Given Below are the Applications of Implementation of a Full Adder using NAND Gates

• Digital Calculators: Full adders are utilized in digital calculators to execute an arithmetic addition of two binary numbers. As an implementation of a Full Adder using NAND gates decreases the required number of gates , so that clarifies the design and decreases the overall circuit size.
• Microprocessors: Full adders are utilized in microprocessors to execute arithmetic addition of two binary numbers. As an implementation of a Full Adder using NAND gates decreases the propagation delay, which enlarges the microprocessor speed.
• Digital Signal Processing: Full adders are utilized in digital signal processing applications such as audio and video processing. As an implementation of a Full Adder using NAND gates decreases the power consumption and enlarges the circuit performance.
• Cryptography: In cryptography, Full adders are utilized as applications like encryption and decryption. As an implementation of Full Adder using NAND gates reduces the circuit complexity, which makes the implementation more efficient and secure.
• Control Systems: In control systems, Full Adders are utilized to perform some arithmetic operations on binary signals. As an implementation of full adder using NAND gates decreases the required number of gates, so that simplify the design and decreases the overall size of the circuit. Ultimately, Implementation of Full Adder using NAND gates gives several advantages, for eg decreased complexity, minimized overall size of circuit, and simplified design, making it a great choice in many applications of digital circuit.

Conclusion

Here, we saw how we can use a universal gate called the ‘NAND’ gate to implement the Full Adder. This is important as it helps us analyze the working behind universal gates and we can understand how we can implement Full Adder using universal gates. As NAND gates are the only type of gate available, or where NAND gates are more cost-effective than other gates.
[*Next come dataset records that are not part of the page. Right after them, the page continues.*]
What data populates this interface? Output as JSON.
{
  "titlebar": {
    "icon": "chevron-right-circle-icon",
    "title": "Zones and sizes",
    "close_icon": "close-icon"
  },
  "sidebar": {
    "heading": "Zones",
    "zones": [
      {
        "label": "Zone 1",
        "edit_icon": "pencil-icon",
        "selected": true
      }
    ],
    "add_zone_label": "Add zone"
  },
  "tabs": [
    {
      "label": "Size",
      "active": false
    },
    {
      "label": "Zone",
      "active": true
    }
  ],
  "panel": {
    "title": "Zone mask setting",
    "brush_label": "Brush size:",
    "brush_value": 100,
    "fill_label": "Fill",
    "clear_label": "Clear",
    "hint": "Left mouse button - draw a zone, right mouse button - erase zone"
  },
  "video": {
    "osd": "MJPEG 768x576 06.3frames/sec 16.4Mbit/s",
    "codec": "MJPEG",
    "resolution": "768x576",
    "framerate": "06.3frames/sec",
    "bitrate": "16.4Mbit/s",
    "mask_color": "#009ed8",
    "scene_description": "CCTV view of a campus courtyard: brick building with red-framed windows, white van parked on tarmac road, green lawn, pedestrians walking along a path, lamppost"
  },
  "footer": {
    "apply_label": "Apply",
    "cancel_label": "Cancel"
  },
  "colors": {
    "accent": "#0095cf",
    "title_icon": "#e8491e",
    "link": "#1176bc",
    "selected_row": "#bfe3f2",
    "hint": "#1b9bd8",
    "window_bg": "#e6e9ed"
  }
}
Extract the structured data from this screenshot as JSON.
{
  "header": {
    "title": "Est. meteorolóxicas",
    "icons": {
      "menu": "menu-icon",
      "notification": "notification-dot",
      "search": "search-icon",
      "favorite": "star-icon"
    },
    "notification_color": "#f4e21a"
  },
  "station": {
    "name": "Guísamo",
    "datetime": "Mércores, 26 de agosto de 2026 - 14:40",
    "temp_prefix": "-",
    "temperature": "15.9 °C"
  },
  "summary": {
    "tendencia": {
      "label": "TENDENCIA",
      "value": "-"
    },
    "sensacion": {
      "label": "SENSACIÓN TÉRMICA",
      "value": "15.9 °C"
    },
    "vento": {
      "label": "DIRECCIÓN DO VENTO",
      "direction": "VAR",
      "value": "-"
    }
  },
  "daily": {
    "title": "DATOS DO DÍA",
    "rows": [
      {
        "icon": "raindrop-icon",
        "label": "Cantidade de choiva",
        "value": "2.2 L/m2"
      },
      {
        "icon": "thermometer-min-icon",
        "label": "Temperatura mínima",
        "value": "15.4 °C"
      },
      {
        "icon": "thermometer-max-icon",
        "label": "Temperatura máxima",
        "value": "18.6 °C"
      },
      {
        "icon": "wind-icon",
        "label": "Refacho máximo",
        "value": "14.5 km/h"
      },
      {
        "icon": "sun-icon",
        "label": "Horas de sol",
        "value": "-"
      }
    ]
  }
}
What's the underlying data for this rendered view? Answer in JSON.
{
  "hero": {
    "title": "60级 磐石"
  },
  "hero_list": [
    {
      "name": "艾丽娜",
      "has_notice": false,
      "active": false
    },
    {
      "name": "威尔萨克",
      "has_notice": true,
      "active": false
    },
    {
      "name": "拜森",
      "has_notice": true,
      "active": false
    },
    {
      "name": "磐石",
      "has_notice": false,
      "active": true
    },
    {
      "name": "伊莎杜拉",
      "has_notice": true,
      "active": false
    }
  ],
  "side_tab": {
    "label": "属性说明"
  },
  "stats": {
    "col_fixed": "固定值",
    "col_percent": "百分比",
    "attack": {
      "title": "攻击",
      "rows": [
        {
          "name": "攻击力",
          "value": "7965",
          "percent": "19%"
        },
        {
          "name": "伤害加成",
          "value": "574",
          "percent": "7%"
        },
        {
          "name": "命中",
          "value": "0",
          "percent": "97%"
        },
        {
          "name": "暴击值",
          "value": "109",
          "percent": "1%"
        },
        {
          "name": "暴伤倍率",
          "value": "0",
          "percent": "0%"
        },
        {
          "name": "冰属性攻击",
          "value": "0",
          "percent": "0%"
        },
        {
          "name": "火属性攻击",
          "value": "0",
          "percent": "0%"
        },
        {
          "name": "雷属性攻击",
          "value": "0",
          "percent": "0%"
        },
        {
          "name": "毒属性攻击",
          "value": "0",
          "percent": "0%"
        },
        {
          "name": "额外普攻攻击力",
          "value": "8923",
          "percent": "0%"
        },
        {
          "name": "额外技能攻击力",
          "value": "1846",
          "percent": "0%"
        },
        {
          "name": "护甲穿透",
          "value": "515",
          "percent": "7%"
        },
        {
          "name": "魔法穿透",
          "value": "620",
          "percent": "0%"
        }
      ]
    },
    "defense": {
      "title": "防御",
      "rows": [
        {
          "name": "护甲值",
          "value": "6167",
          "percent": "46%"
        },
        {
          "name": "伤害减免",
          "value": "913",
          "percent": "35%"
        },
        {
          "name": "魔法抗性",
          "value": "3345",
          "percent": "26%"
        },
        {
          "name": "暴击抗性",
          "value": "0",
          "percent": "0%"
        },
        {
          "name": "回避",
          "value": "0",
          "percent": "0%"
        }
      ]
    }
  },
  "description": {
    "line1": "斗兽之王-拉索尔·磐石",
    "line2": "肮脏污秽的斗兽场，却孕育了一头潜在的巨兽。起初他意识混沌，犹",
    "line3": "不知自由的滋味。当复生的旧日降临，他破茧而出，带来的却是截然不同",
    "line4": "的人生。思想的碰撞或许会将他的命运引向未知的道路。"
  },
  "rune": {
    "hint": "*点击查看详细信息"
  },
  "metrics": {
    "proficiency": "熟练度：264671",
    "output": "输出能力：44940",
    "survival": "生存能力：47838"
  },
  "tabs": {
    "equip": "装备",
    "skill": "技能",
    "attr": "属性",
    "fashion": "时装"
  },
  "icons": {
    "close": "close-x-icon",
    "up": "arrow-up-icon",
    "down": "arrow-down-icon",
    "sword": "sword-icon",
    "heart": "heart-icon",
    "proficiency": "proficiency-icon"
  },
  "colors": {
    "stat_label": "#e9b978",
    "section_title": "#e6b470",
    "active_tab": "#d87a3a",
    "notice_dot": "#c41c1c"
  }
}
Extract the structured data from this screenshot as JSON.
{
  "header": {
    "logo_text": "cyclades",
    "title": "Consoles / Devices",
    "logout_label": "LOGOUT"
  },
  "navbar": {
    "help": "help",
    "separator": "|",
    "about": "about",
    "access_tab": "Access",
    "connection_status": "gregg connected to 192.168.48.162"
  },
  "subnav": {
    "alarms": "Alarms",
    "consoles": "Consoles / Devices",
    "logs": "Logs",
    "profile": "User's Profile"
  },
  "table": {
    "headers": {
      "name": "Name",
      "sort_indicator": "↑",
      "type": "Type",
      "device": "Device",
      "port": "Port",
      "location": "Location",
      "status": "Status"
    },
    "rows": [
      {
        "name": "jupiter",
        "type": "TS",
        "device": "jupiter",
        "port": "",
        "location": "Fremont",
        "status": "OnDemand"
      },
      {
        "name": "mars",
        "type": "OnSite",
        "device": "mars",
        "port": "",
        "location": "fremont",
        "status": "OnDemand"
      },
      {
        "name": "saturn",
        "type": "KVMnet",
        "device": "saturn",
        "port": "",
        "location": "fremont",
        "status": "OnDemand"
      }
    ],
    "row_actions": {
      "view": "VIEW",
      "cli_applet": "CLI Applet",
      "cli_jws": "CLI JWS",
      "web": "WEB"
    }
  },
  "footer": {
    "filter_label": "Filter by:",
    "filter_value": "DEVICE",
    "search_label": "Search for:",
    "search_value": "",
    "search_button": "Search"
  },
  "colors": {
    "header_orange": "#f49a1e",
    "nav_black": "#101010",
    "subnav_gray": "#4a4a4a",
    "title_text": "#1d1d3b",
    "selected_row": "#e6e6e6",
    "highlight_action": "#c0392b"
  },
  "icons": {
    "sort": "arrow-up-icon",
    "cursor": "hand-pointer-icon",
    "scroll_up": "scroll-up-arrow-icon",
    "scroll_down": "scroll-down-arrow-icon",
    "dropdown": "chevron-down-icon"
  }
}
Although, it is foremost to account that NAND gates outcomes in a small size circuit, which can be essential for applications where space is restricted. NAND gates are known for their high reliability, and using them in a full adder can result in a more reliable circuit.

Subsequently NAND gates are fundamental building blocks of digital logic circuits, improving a NAND gates using circuit implementation technique is correspondingly quite easy, forming it suitable to form changes to the design as required. It is instructed that readers go through all other realizations to understand the basic functioning behind other important gates. FAQ’s have been responded that enfold some fundamental opinions. Readers can also refer to these questions as well.

Implementation of Full Adder using NAND Gates – FAQs

Why is NAND Gate known as Universal Gate?

NAND Gate is known as Universal Gate because it produces basic logic gates like AND gate, OR gate, and NOT gate in the absence of any other gates.

What is the Expression for Sum in Full Adder?

The expression for Sum in Full Adder is:

S = A ⊕ B ⊕ Cin

What is the Expression for Cout in Full Adder?

The expression for Carry, Cout in Full Adder is:

Cout = AB + (A ⊕ B).Cin

How many NAND gates are required to achieve Full Adder?

To implement full adder using NAND gates we require nine NAND gates.

How is a NAND gate unlike from an AND gate?

The inverse output of an AND gate is the NAND gate which means that the output of an AND gate will just be opposite in case of NAND gate. It is short form of NOT-AND gate.